Staff and wire
RICHMOND, Va. —
Gov. Terry McAuliffe has successfully vetoed two religious expression bills and legislation that would have granted people who receive red-light tickets the right to contest citations in circuit court.
The Virginia Senate voted Wednesday to uphold McAuliffe’s vetoes during a one-day legislative meeting commonly referred to as the “veto session.”
“All three of the governor’s vetoes were upheld,” State Senator Phillip P. Puckett, D-Russell, said. He said that the annual veto session ended at 5:15 p.m. “This is the earliest we have been able to leave Richmond on a veto day since I’ve been up here.” Puckett took office in 1998.
McAuliffe had vetoed a bill that would have codified a student’s right to pray at school. Another would have prohibited censorship of sermons given by chaplains of the Virginia National Guard.
The American Civil Liberties Union of Virginia praised the Senate’s votes, while the conservative Family Foundation condemned them.

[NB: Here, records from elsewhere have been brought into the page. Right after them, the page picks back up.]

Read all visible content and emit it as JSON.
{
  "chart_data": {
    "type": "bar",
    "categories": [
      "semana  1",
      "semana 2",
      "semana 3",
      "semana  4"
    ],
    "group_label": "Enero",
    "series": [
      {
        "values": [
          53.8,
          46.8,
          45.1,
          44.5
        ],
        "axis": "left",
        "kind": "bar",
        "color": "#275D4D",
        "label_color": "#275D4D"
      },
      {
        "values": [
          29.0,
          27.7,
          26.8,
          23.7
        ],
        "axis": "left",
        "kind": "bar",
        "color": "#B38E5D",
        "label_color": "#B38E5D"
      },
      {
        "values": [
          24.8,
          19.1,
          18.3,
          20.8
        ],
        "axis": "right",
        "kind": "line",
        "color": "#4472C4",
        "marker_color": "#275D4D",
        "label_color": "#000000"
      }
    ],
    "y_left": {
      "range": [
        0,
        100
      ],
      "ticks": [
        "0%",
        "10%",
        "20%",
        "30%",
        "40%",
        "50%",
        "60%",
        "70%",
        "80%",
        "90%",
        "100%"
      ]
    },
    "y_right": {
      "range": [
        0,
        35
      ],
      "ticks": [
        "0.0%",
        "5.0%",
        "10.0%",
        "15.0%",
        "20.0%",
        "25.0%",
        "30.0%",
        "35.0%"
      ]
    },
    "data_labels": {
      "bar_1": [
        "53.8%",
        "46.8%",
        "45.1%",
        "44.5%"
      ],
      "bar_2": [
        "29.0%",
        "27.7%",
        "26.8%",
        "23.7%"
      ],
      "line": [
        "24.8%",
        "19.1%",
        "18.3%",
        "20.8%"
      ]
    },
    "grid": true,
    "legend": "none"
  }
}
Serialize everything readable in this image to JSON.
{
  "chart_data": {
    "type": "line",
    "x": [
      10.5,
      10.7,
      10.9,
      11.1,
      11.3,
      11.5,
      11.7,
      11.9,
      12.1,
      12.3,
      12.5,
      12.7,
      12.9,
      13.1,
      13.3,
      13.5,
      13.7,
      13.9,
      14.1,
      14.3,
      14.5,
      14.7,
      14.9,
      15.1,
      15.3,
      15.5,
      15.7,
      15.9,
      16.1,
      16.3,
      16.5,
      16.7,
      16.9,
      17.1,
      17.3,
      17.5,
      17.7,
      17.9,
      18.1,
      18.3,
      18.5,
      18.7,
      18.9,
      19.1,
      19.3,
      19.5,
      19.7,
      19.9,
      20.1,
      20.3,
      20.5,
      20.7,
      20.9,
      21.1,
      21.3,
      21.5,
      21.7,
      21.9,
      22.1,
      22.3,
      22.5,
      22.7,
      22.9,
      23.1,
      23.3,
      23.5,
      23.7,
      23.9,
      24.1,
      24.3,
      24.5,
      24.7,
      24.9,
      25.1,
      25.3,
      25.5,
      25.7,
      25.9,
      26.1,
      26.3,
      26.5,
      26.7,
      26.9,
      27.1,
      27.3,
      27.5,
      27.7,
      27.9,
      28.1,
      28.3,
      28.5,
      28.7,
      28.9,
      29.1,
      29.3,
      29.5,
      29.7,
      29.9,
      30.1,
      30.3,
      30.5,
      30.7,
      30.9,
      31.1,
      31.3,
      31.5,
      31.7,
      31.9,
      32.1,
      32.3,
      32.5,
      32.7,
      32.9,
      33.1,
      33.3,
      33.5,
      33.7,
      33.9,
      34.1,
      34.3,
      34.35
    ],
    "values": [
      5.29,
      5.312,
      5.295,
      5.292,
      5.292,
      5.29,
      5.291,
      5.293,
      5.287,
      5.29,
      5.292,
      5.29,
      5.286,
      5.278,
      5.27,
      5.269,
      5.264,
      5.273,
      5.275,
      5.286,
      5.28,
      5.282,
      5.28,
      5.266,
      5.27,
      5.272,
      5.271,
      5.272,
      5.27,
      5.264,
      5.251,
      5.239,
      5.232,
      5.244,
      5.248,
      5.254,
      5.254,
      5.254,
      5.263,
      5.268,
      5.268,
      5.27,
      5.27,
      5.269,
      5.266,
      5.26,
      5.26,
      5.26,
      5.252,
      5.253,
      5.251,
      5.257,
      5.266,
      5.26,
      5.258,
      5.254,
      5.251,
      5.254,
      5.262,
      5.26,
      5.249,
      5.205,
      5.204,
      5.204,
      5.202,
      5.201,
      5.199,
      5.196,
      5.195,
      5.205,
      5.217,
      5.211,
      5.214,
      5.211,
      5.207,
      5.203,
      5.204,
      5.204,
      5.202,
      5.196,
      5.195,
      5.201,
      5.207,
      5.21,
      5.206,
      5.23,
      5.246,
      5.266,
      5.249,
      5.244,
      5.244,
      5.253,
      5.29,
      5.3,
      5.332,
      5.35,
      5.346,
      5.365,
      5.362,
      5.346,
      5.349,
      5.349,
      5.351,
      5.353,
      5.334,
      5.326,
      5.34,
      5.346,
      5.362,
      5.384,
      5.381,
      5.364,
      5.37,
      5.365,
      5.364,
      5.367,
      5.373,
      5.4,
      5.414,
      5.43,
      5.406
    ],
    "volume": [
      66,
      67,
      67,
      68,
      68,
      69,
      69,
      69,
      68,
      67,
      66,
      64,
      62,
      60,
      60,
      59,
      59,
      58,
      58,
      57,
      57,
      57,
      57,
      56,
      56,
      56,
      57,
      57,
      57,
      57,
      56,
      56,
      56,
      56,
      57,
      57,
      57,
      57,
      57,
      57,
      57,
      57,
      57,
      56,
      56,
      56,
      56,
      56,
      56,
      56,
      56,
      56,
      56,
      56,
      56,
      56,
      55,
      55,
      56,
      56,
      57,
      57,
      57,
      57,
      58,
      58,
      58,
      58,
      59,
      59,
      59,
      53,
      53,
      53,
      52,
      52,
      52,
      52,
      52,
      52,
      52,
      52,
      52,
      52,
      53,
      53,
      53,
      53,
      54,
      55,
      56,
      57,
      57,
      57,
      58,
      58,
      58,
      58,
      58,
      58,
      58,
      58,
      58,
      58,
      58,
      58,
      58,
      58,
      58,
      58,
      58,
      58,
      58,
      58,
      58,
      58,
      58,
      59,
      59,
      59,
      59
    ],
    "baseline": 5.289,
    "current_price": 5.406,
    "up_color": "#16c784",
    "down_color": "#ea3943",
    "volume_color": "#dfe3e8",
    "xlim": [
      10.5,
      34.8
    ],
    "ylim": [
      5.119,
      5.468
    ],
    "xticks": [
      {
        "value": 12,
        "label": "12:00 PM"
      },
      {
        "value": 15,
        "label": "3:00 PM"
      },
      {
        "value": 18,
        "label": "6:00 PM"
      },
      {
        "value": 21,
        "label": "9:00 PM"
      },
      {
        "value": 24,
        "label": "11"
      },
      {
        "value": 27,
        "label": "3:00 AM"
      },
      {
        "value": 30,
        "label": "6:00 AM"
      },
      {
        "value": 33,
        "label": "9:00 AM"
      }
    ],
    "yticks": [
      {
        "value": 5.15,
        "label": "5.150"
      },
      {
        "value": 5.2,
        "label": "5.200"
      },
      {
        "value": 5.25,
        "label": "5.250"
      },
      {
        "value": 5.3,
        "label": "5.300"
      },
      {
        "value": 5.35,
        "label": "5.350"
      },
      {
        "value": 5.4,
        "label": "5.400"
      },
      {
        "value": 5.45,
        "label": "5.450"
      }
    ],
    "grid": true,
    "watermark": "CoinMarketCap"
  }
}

“Two of my bills were killed in the house,” Puckett said. “I had a bill that would prevent geriatric prisoners from being eligible for parole if they still are under a protective order,” Puckett said of SB 561. “The Senate overruled the governor’s veto, but the house did not.
“I had another bill (SB 551) that would have included the Cranes Nest River in the Virginia Scenic Rivers System,” Puckett said. “It had passed the Senate and some of the delegates in the House added an amendment to include rivers in their districts before it passed the House. The governor removed the House amendments and took the bill back to the original, and the House overrode that.”
The General Assembly did not take up the state’s proposed $96 billion two-year budget. Republicans and Democrats remain deadlocked on whether the budget should include expanding Medicaid eligibility.
“We don’t have a bill in conference,” Puckett said. “It wouldn’t surprise me if it goes into June. Several people have expressed concerns about the open-ended session. Senator (Richard L.) Saslaw (D-Fairfax) reminded us that former Gov. Tim Kaine signed a budget bill on June 30, 2006,” Puckett said.